Stock up on a few types of bibs to figure out what you like best. Bandana bibs like these from Copper Pearl are great basics, but keep in mind that you’ll have to wash them after each use. For wipeable, spill-proof options, we love Bumkins SuperBibs and the silicone Baby Bib option from BabyBjorn.

And although it’s not a must-have, many parents like the convenience of a mat for protecting the floor under their little one’s eating space. The Splat Mat from Bumkins is a great reusable option that can be wiped down and then tossed right into the washing machine when it’s extra icky.
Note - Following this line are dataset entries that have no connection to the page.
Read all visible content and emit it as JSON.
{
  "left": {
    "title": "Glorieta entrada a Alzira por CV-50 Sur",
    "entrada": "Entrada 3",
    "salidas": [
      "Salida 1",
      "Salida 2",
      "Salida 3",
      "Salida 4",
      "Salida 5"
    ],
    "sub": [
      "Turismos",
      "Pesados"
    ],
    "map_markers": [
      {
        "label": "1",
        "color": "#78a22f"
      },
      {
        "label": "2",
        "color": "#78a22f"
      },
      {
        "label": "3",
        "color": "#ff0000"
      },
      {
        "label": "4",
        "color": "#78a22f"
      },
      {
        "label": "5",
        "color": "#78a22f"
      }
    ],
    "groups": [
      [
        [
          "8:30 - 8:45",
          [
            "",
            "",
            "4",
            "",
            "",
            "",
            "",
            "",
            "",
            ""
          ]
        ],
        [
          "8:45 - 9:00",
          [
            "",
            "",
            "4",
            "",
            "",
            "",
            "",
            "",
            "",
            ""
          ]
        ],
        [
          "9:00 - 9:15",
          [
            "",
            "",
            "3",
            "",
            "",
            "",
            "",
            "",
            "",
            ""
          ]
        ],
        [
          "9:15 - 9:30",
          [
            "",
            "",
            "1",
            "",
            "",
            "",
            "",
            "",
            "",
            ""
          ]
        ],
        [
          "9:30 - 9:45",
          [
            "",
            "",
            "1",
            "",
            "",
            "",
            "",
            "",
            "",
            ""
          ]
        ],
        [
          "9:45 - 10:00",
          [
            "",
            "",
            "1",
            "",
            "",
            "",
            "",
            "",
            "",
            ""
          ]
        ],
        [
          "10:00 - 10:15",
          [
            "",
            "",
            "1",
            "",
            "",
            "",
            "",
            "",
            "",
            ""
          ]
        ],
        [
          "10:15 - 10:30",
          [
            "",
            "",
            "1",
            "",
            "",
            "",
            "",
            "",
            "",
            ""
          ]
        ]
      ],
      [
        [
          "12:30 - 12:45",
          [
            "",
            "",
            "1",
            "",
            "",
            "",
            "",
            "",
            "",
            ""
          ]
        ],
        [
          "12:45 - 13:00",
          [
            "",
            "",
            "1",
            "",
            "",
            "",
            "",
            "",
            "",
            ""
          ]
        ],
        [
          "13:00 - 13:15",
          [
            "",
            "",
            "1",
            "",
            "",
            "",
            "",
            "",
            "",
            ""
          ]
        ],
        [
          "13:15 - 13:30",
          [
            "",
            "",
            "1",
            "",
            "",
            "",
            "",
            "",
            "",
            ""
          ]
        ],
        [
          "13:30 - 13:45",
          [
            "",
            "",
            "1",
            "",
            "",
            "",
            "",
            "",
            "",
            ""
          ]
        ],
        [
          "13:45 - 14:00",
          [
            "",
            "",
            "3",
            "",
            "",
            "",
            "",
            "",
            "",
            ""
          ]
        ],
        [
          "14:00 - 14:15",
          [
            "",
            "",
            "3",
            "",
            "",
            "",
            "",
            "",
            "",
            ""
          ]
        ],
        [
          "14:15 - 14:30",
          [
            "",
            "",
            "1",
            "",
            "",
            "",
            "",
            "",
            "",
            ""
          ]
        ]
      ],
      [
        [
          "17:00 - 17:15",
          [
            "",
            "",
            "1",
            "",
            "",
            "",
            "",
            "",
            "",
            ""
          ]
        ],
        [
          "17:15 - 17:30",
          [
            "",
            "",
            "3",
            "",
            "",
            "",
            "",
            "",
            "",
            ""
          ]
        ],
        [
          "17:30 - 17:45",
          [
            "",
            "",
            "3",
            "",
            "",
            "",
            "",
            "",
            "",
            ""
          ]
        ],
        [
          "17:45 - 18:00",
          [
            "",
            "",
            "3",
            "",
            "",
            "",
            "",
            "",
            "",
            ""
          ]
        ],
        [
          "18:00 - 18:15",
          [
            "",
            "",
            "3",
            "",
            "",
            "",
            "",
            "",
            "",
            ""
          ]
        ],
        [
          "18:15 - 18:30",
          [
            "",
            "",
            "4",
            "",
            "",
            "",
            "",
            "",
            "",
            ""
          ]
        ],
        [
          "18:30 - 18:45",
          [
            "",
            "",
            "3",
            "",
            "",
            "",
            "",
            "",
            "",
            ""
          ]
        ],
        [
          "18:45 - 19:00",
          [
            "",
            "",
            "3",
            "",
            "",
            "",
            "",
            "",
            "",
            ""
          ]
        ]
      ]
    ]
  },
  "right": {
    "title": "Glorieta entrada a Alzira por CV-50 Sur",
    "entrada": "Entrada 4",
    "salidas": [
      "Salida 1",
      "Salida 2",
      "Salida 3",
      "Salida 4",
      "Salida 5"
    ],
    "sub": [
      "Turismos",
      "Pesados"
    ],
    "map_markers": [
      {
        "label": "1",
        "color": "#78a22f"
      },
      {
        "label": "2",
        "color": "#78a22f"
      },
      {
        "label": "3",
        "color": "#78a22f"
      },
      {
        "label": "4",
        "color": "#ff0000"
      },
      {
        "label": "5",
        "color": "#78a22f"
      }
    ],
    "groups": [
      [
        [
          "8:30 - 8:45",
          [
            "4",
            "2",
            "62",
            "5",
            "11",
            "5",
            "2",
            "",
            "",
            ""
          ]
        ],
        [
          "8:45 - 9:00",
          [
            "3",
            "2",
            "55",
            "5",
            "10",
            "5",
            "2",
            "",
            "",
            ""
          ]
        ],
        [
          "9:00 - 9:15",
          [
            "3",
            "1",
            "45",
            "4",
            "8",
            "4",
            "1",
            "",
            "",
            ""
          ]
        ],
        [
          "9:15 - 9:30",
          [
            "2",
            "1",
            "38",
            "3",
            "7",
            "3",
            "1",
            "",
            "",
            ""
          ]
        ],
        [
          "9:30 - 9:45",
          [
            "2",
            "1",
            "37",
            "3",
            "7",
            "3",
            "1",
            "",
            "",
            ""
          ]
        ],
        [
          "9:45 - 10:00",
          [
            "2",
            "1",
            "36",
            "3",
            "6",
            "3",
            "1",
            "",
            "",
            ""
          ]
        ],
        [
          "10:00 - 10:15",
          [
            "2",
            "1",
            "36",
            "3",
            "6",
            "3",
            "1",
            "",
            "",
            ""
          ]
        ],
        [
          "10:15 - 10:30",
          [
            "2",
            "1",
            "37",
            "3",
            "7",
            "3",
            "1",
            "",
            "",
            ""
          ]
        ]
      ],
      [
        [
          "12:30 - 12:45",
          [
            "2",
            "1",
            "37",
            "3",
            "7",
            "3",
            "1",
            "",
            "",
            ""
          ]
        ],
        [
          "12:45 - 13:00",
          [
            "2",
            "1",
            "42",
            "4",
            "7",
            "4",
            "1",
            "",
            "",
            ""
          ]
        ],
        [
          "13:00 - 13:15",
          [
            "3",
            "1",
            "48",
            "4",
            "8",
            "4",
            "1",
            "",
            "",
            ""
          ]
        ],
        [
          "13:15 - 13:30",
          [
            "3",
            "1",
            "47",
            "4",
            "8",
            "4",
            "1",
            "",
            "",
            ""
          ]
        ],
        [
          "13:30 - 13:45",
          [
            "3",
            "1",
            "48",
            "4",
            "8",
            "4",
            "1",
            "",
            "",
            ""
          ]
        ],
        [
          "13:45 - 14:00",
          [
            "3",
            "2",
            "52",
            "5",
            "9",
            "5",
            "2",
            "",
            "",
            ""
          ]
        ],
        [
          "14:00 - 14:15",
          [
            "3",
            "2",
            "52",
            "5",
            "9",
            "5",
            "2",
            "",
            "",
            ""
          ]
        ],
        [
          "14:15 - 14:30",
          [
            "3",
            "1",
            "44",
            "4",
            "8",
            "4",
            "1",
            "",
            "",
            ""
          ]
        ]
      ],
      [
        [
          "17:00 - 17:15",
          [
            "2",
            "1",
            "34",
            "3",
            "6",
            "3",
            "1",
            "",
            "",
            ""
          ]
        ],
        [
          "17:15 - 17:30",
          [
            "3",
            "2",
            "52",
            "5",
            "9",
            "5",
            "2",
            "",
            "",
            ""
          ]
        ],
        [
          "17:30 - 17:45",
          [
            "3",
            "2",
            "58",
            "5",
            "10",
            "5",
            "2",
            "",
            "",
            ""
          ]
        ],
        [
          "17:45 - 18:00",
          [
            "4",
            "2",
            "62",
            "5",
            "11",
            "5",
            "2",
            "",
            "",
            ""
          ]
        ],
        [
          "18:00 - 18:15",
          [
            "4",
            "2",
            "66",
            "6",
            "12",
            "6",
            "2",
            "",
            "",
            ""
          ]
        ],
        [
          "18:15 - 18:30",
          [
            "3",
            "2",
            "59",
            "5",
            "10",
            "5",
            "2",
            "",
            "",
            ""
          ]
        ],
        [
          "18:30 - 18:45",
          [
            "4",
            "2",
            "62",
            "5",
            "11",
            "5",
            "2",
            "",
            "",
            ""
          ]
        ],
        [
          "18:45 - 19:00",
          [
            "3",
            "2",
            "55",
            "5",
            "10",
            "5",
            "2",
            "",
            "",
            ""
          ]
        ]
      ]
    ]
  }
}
For a more neutral, minimalist look, we love Gathre’s high chair mat.

Mind Your Manners

Most babies love to eat with their hands right off of a high chair tray, which is completely normal. (And even encouraged, as it’s a great sensory activity.) But don’t be afraid to also introduce utensils, tableware and a cup to help your little one become familiar with them and practice different self-feeding skills.

The Olababy Training Spoon is great for first-time eaters thanks to its soft, silicone construction and unique shape, while Munchkin’s Soft-Tip spoons are easy on your little one’s mouth and on your budget. If you’re looking for a spoon and fork pack, we like this playful set from BabyBjorn.

These suction cup bowls from Munchkin are a great stay-in-place option for new eaters. If you prefer a stainless option, check out this one from Avanchy.

Feeding mats are a great one-stop serving solution for mealtime, and the Mini Mat from EZPZ is perfectly sized for younger babies. It’s made from silicone and suctions right to the table or high chair tray to prevent spills.

And don’t forget a cup! The Zoli Bot, with its weighted, easy-sip straw, is a good choice for new sippers. If you want to try an open cup option, we like the Tiny Cup from EZPZ.

Good Eats

And now for the fun part—the food!

If you’re planning on whipping up your own creations and are looking for a countertop solution, Beaba’s Babycook is the way to go. It steams, blends, defrosts and reheats food and is easy for even the most inexperienced home chefs to use.

Storage trays are also key to have on hand if you’re making food in large batches or taking it on the go. We love these affordable basics from OXO Tot, and this glass option from Green Sprouts.